During efforts to create a dual boot system with Microsoft Vista and Linux Ubuntu (Vista being pre-installed), I had somehow managed to format Drive C:/ and corrupt another drive. On booting up the computer I would get:

GRUB Loader 1.5

GRUB Loader loading..

ERROR

I had no choice but to re-install Vista as I could not get past this screen. After re-installing I have attempted to install all the previous drivers I have for NVIDIA and other drivers and all my old software, but for some reason, I am unable find any drivers for the Coprocessor and Mass Storage Controller and Windows can't seem to find any either.

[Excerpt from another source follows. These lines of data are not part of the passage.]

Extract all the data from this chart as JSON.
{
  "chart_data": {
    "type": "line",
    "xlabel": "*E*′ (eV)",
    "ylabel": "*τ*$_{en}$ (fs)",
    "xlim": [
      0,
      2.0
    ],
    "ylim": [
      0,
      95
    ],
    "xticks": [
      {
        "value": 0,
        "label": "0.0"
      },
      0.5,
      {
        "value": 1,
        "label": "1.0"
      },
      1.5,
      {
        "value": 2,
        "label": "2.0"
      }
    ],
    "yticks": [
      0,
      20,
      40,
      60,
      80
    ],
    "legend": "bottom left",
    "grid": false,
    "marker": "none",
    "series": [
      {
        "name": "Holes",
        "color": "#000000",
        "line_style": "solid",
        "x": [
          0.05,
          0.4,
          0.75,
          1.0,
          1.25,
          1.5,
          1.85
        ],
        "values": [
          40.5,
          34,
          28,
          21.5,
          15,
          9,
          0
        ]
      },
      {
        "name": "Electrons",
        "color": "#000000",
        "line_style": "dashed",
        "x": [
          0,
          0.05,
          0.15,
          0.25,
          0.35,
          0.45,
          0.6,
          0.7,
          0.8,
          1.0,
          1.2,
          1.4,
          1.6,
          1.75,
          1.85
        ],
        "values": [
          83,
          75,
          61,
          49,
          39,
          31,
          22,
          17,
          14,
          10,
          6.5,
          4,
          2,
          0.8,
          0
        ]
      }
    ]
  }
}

Does anyone know where I may be able to find these drivers? I have already visited the NVIDIA site and downloaded the most I could.

System Specs:
AMD Turion 64x2 Mobile Technology TL-5 1.8GHz
528MB NVIDIA GeForce Go 6100 TurboCache
160GB HDD
2GB DDR2
OS: Windows Vista Home Premium
Manufacturer & Model: Acer Aspire 9304

Any help would be greatly appreciated. Thanks in advance.


----------



## Chewhacka (Mar 13, 2011)

Hi There, The Cocopressor Driver is a Driver for the webcam follow the link below and download the appropriate webcam driver for your specific model, Mine Is the Aspire 9304Wsmi and Has the Acer Orbicam (Logitec) Drivers, note your model may have another webcam but all the drivers are at the link below (if unsure download all and work out the correct driver package through a process of elimination).

The Mass storage controller is for the card reader bay, again at the link below install the driver package named "Card Reader TI Driver 2.0.0.6w" and bobs your uncle problem solved. Note you may still need the driver even if your model does not have a card reader bay as it also serves other purposes too.

The Link - ftp://ftp.work.acer-euro.com/notebook/aspire_9300/vista/Drivers/

This should solve the issues listed, Chewhacka, Computing Graduate UK.


----------